Rigor pertains to the application of scientific methods to ensure a robust and unbiased design, analysis, interpretation, and reporting of results and that sufficient information about the study is provided for it to be assessed and reproduced. Plans for determining group size, ensuring blinded and independent measurements, improving precision and reducing variability, excluding/including subjects, and managing missing data must be addressed under the Approach section.

Research studies that involve vertebrate animals or humans need to account for relevant biological variables such as sex, age, weight, genetic strain, and race/ethnicity. Applicants must justify the use of only one sex in a study. If little is known about sex differences in the given topic, the applicant must include both, with sufficient numbers to inform the presence or absence of sex differences.
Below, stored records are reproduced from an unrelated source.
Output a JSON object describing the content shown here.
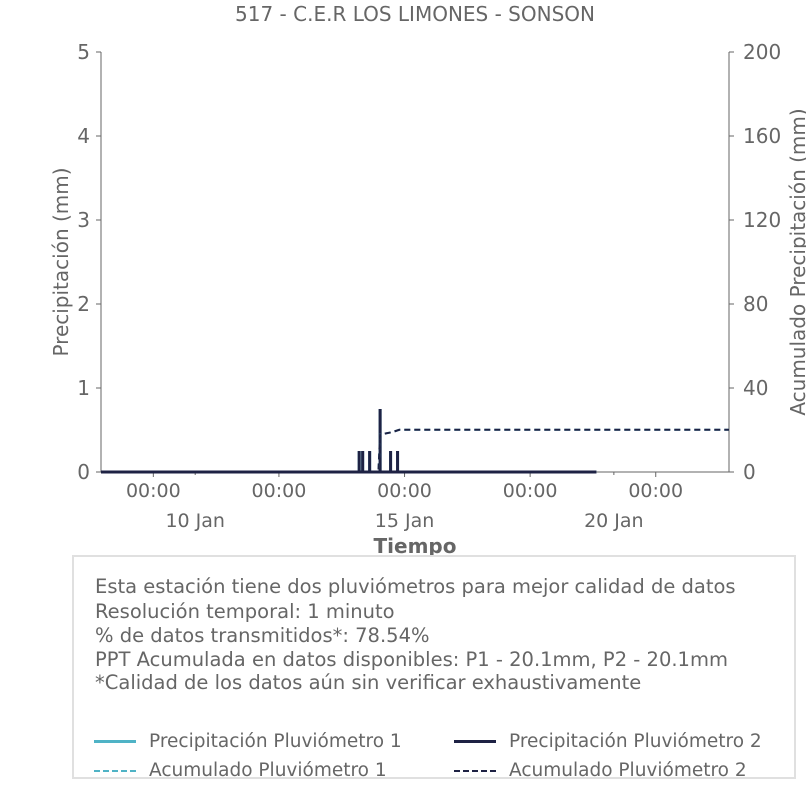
{
  "chart_data": {
    "type": "line",
    "title": "517 - C.E.R LOS LIMONES - SONSON",
    "xlabel": "Tiempo",
    "ylabel": "Precipitación (mm)",
    "y2label": "Acumulado Precipitación (mm)",
    "ylim": [
      0,
      5
    ],
    "y2lim": [
      0,
      200
    ],
    "yticks": [
      "0",
      "1",
      "2",
      "3",
      "4",
      "5"
    ],
    "y2ticks": [
      "0",
      "40",
      "80",
      "120",
      "160",
      "200"
    ],
    "xlim": [
      "2023-01-07T18:00",
      "2023-01-22T18:00"
    ],
    "xticks_time": [
      "00:00",
      "00:00",
      "00:00",
      "00:00",
      "00:00"
    ],
    "xticks_time_pos": [
      "2023-01-09T00:00",
      "2023-01-12T00:00",
      "2023-01-15T00:00",
      "2023-01-18T00:00",
      "2023-01-21T00:00"
    ],
    "xticks_date": [
      "10 Jan",
      "15 Jan",
      "20 Jan"
    ],
    "xticks_date_pos": [
      "2023-01-10T00:00",
      "2023-01-15T00:00",
      "2023-01-20T00:00"
    ],
    "grid": false,
    "series": [
      {
        "name": "Precipitación Pluviómetro 1",
        "axis": "left",
        "style": "solid",
        "color": "#4fb3c6",
        "x": [
          "2023-01-07T18:00",
          "2023-01-13T22:00",
          "2023-01-14T00:00",
          "2023-01-14T04:00",
          "2023-01-14T10:00",
          "2023-01-14T16:00",
          "2023-01-14T20:00",
          "2023-01-15T00:00",
          "2023-01-19T14:00"
        ],
        "y": [
          0,
          0.25,
          0.25,
          0.25,
          0.75,
          0.25,
          0.25,
          0,
          0
        ]
      },
      {
        "name": "Precipitación Pluviómetro 2",
        "axis": "left",
        "style": "solid",
        "color": "#1e2244",
        "x": [
          "2023-01-07T18:00",
          "2023-01-13T22:00",
          "2023-01-14T00:00",
          "2023-01-14T04:00",
          "2023-01-14T10:00",
          "2023-01-14T16:00",
          "2023-01-14T20:00",
          "2023-01-15T00:00",
          "2023-01-19T14:00"
        ],
        "y": [
          0,
          0.25,
          0.25,
          0.25,
          0.75,
          0.25,
          0.25,
          0,
          0
        ]
      },
      {
        "name": "Acumulado Pluviómetro 1",
        "axis": "right",
        "style": "dashed",
        "color": "#4fb3c6",
        "x": [
          "2023-01-07T18:00",
          "2023-01-14T09:00",
          "2023-01-14T10:00",
          "2023-01-14T11:00",
          "2023-01-14T17:00",
          "2023-01-14T21:00",
          "2023-01-22T18:00"
        ],
        "y": [
          0,
          0,
          18,
          18,
          19,
          20.1,
          20.1
        ]
      },
      {
        "name": "Acumulado Pluviómetro 2",
        "axis": "right",
        "style": "dashed",
        "color": "#1e2244",
        "x": [
          "2023-01-07T18:00",
          "2023-01-14T09:00",
          "2023-01-14T10:00",
          "2023-01-14T11:00",
          "2023-01-14T17:00",
          "2023-01-14T21:00",
          "2023-01-22T18:00"
        ],
        "y": [
          0,
          0,
          18,
          18,
          19,
          20.1,
          20.1
        ]
      }
    ]
  },
  "info": {
    "line1": "Esta estación tiene dos pluviómetros para mejor calidad de datos",
    "line2": "Resolución temporal: 1 minuto",
    "line3": "% de datos transmitidos*: 78.54%",
    "line4": "PPT Acumulada en datos disponibles: P1 - 20.1mm, P2 - 20.1mm",
    "line5": "*Calidad de los datos aún sin verificar exhaustivamente"
  },
  "legend": [
    {
      "label": "Precipitación Pluviómetro 1",
      "color": "#4fb3c6",
      "style": "solid"
    },
    {
      "label": "Precipitación Pluviómetro 2",
      "color": "#1e2244",
      "style": "solid"
    },
    {
      "label": "Acumulado Pluviómetro 1",
      "color": "#4fb3c6",
      "style": "dashed"
    },
    {
      "label": "Acumulado Pluviómetro 2",
      "color": "#1e2244",
      "style": "dashed"
    }
  ]
}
Reviewers will comment on the new Authentication of Key Biological and/or Chemical Resources attachment, rating it acceptable or unacceptable. The goal is to help researchers avoid misidentifying or contaminating resources. Panelists stressed that applicants should not put experimental methods or preliminary data in this section. They also informed investigators that “even applications scored in the fundable range will not receive a Notice of Grant Award in the absence of this document.”

Page limits for NIH grants have not changed. The NIH told reviewers that “page limits, cost, and time are not valid reasons to disregard attention to these issues.”